Looking for tips on debugging strange point-light shadow artifacts


This has had me stuck for a while, so I'm hoping someone can provide some wisdom (or at least some tips on how to figure out what the heck is going on!).

I have a renderer that supports DX11, DX12 and Vulkan, that supports some (pretty basic, just simple cubemap depth) shadows for point lights. At lower frame rates, these work just fine, but at crazy high frame rates and with the lights moving rapidly, I'm getting shadowing artifacts where it appears as if the shadow distance is off slightly compared to the light position. That's just a guess though, since if I pause, or do a frame capture in (for example) RenderDoc, the artifacts disappear. It's not been possible to grab a frame with the artifacts to debug, but I did manage to grab a screenshot. This only occurs when the light is moving away from the planar surface.

enter image description here

This only manifests with DX12 and Vulkan, but identical in both.

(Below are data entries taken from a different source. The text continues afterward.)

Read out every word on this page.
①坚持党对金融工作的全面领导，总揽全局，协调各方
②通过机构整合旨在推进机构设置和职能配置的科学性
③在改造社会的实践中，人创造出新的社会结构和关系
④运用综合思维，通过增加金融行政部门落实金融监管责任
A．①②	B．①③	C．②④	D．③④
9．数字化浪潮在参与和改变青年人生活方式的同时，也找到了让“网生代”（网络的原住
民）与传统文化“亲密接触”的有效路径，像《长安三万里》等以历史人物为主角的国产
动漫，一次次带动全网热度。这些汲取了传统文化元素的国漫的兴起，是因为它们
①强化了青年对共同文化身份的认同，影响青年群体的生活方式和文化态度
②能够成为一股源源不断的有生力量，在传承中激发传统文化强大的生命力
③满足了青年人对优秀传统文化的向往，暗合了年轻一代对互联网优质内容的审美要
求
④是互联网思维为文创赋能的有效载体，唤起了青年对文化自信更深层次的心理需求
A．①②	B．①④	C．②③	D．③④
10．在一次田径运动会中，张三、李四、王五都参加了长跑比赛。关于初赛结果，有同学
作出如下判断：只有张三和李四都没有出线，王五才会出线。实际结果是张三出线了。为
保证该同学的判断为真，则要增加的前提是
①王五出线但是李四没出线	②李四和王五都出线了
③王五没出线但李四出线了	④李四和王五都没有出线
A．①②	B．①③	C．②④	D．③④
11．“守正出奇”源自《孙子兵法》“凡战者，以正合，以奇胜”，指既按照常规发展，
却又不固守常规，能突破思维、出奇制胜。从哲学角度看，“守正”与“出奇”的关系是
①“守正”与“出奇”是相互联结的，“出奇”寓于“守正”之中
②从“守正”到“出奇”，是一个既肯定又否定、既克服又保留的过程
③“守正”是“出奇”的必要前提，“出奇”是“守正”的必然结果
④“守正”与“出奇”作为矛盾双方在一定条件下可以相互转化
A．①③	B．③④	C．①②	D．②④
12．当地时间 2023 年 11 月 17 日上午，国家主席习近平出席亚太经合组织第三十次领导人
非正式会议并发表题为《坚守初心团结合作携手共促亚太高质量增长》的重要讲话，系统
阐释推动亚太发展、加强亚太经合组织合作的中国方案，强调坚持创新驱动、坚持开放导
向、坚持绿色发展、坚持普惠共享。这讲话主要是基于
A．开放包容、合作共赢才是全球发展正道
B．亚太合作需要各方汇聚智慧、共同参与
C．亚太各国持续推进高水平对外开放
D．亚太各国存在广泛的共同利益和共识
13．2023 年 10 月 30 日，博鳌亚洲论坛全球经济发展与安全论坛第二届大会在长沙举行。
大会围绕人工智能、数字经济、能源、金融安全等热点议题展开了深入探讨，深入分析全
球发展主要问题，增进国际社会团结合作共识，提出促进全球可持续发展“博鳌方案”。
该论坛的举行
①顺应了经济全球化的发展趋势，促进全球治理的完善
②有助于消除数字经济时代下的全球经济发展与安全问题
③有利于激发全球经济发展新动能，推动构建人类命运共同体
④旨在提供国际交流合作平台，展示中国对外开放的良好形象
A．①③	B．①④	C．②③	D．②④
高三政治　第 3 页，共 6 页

I fixed an issue a few weeks back where updates were out of order and the shadow generation was a frame behind the main rendering; this was pretty easy to repro and debug. This new case, not so much! Given the inability to repro when capturing, etc, it's been tough to track down.

I'd generally not be too concerned, since when rendering anything useful there's no issues since the framerate is lower, but I'm worried what I'm seeing is the result of something more systemic that'll bite me later.

Edit: So far, I've tried:

  • RenderDoc (unable to grab a capture manifesting this issue - either by queueing captures or hitting F12 when it manifests)

  • Debug visualizations - they show the issue, but as soon as I pause or perform a capture, the issue disappears.

  • Tracy profiler to show timings of when constants are updated and when tasks are scheduled. There's nowhere near any overlap with updates and consumption of data.

  • Putting small pauses in the main application loop. This fixes the issue (even a .5 millisecond pause on the main thread, which drops the fps from ~800fps to 600).


Solution

  • I finally figured this out, and, not surprisingly, it was a really silly mistake. But despite being rather dumb, it was also a fairly gnarly one to figure out, since there were no Vulkan validation errors/warnings, it was occurring both in DX12 and Vulkan, and was highly dependent on timing.

    I figured I should post the solution, since if anyone else happens to make this same mistake (or something similar), and stumbles on this question, I could save them some pain.

    So, here it is. My Vulkan uniform buffer implementation tries to be smart, and creates a queue of buffers that are tagged with the last frame they were consumed by rendering work. If there's an update to a uniform buffer, I check the front (oldest) element in the queue, and if it's frame is older than my frame buffering count, I'll re-use it (overwriting the uniform buffer data) for the next frame, and toss that buffer to the back of the queue.

    However, I had an off-by-one error in that calculation (for both DX12 and Vulkan) due to the fact that there's some overlap between frame workloads, and that meant that, depending on timing, I'd be overwriting a uniform buffer while the GPU was still using it, so the GPU would be calculating point shadows with the next frame's light data. So, literally fixing that off-by-one, and adding an extra frame of buffering, fixed this annoying (random) issue.

    Side note: always, always run regularly with the Vulkan validation layers enabled. Whilst occasionally cryptic, it's incredibly thorough and (outside of this case) has helped me catch numerous issues that would have been a nightmare to track down otherwise.